# Animal Disputax



## HermanTheGerman

From what I understand, this refers to a very argumentative person and usually has a negative connotation. 
Is there any well-known, commonly accepted English equivalent for this expression?


----------



## Scholiast

Greetings

Have you a context for the phrase? And are you looking for a colloquial English equivalent? We can say of someone "she is an argumentative so-and-so", for example. Or are you looking for something more colourful and rude? Incidentally, I would be interested to know whether there is an equivalent, _umgangsprachliche_, version in idiomatic German.


----------



## HermanTheGerman

Scholiast said:


> Have you a context for the phrase? And are you looking for a colloquial English equivalent?


The phrase is used in a turn of the century English non-fiction book to describe a certain very argumentative scholar. 
Obviously, at that time knowledge of Latin was expected and no translation was provided. 
I was wondering if there's an equally concise English equivalent in the same register that the author could have used instead.


----------



## fdb

HermanTheGerman said:


> a turn of the century English non-fiction book



This is not exactly what we call context. Books normally do have titles.

The phrase is straight-forward Latin, but I do not think it is widely used in English, or other modern languages.


----------



## Scholiast

Greetings once again

As the OP surmises, _homo disputax_ would be understood by many or most readers, in an ironic contortion of _homo sapiens_. In view of the irony, and of the deliberate use of Linnaean formulation, it is probably best left as that - just as one might say (of someone particularly stupid or ignorant) _homo nesciens_, or of a persistent liar _homo mendax_. The point of the phrase was precisely to lend a wittily specious scientific feel to the description.

In a scholarly context, one could certainly imagine someone such as A.E.Housman using this of a fellow-scholar - for instance, the _praefatio_ to his critical edition of Lucan, _BC_, contains many unflattering references to other textual critics in not dissimilar terms.

"The disputatious fellow..." might convey, in modern English, something of the same tone of disdain. There may be something further to be found in Gibbon's magnificent _Vindication_, but at the moment I have not time to do it or the question justice.


----------



## HermanTheGerman

Scholiast said:


> "The disputatious fellow..." might convey, in modern English, something of the same tone of disdain.


Thanks! "Disputatious fellow" fits the bill nicely. (I'm embarrassed to admit that I've never heard or seen "disputatious" before.)


----------



## Scholiast

Greetings

Curiously, a discussion in a different WR Forum has just reminded me of H.G.Wells'...

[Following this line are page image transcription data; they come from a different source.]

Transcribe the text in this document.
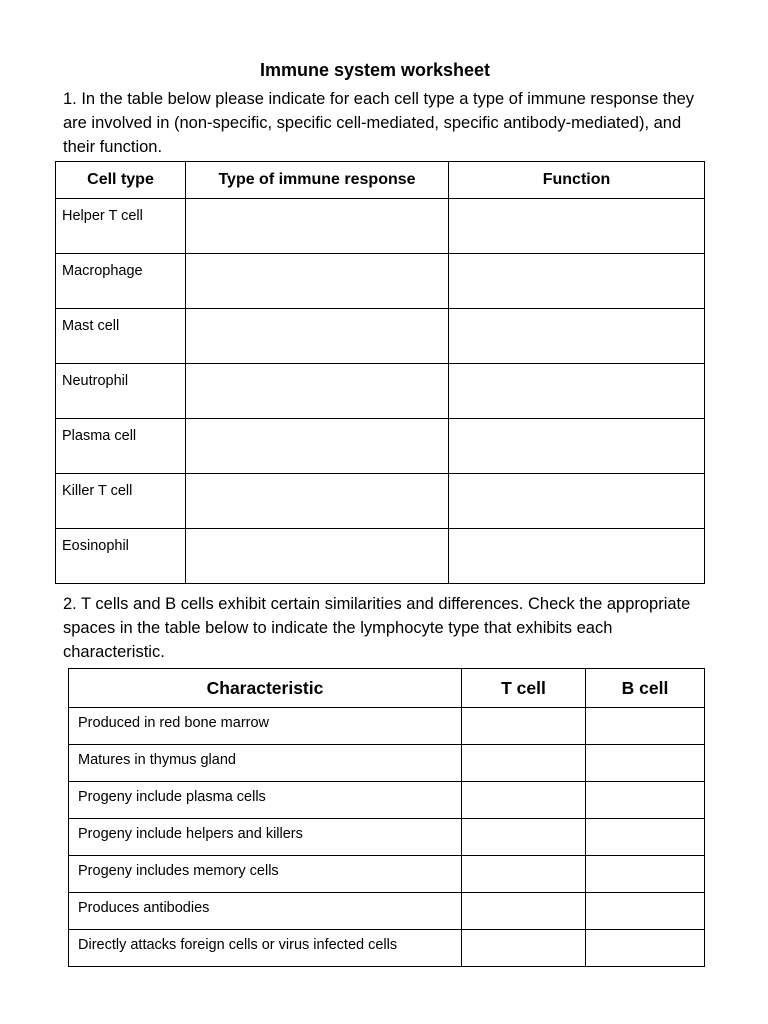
Immune system worksheet
1. In the table below please indicate for each cell type a type of immune response they are involved in (non-specific, specific cell-mediated, specific antibody-mediated), and their function.
Cell type	Type of immune response	Function
Helper T cell		
Macrophage		
Mast cell		
Neutrophil		
Plasma cell		
Killer T cell		
Eosinophil		
2. T cells and B cells exhibit certain similarities and differences. Check the appropriate spaces in the table below to indicate the lymphocyte type that exhibits each characteristic.
Characteristic	T cell	B cell
Produced in red bone marrow		
Matures in thymus gland		
Progeny include plasma cells		
Progeny include helpers and killers		
Progeny includes memory cells		
Produces antibodies		
Directly attacks foreign cells or virus infected cells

....Filby, an* argumentative person*...

Scholiastic salutations


----------



## Scholiast

And another footnote (re ##5, 6):

I have just encountered the following in a book on late antiquity:

"...in truth the Qu'ran...is a most *disputatious* book"
(Tom Holland, _In the Shadow of the Sword_, p. 308)


----------



## wandle

Two observations:
(a) _*disputax*_ may be a coinage, since it is not in Lewis and Short;
(b) _*animal disputax*_ appears to be a pun on _*animal politicum*_ or *ζῷον πολιτικόν*, which is Aristotle's definition of man in his _Politics_: a political animal.
He says that the state, the political entity, is inherent in the human being in the same way as the plant is inherent in the seed.


----------



## Scholiast

Saluete


> _*disputax*_ may be a coinage, since it is not in Lewis and Short


 (wandle, #9).

Quite. Also not in Niermeyer's _Dictionary of Mediaeval Latin_. But it is at least a _legitimate_ coinage in terms of its formation. It's a pity HermantheGerman has been unable to supply us with details of the source. I would hazard a guess that it is a somewhat ironic aside by one academic about another.


----------



## fdb

Nor is it in the _Thes. ling. lat._, nor in any of the dictionaries of Middle and Late Latin.


----------



## Ben Jamin

fdb said:


> Nor is it in the _Thes. ling. lat._, nor in any of the dictionaries of Middle and Late Latin.



But the adjective "disputax" existed in Classical Latin?


----------



## fdb

Ben Jamin said:


> But the adjective "disputax" existed in Classical Latin?



No .


----------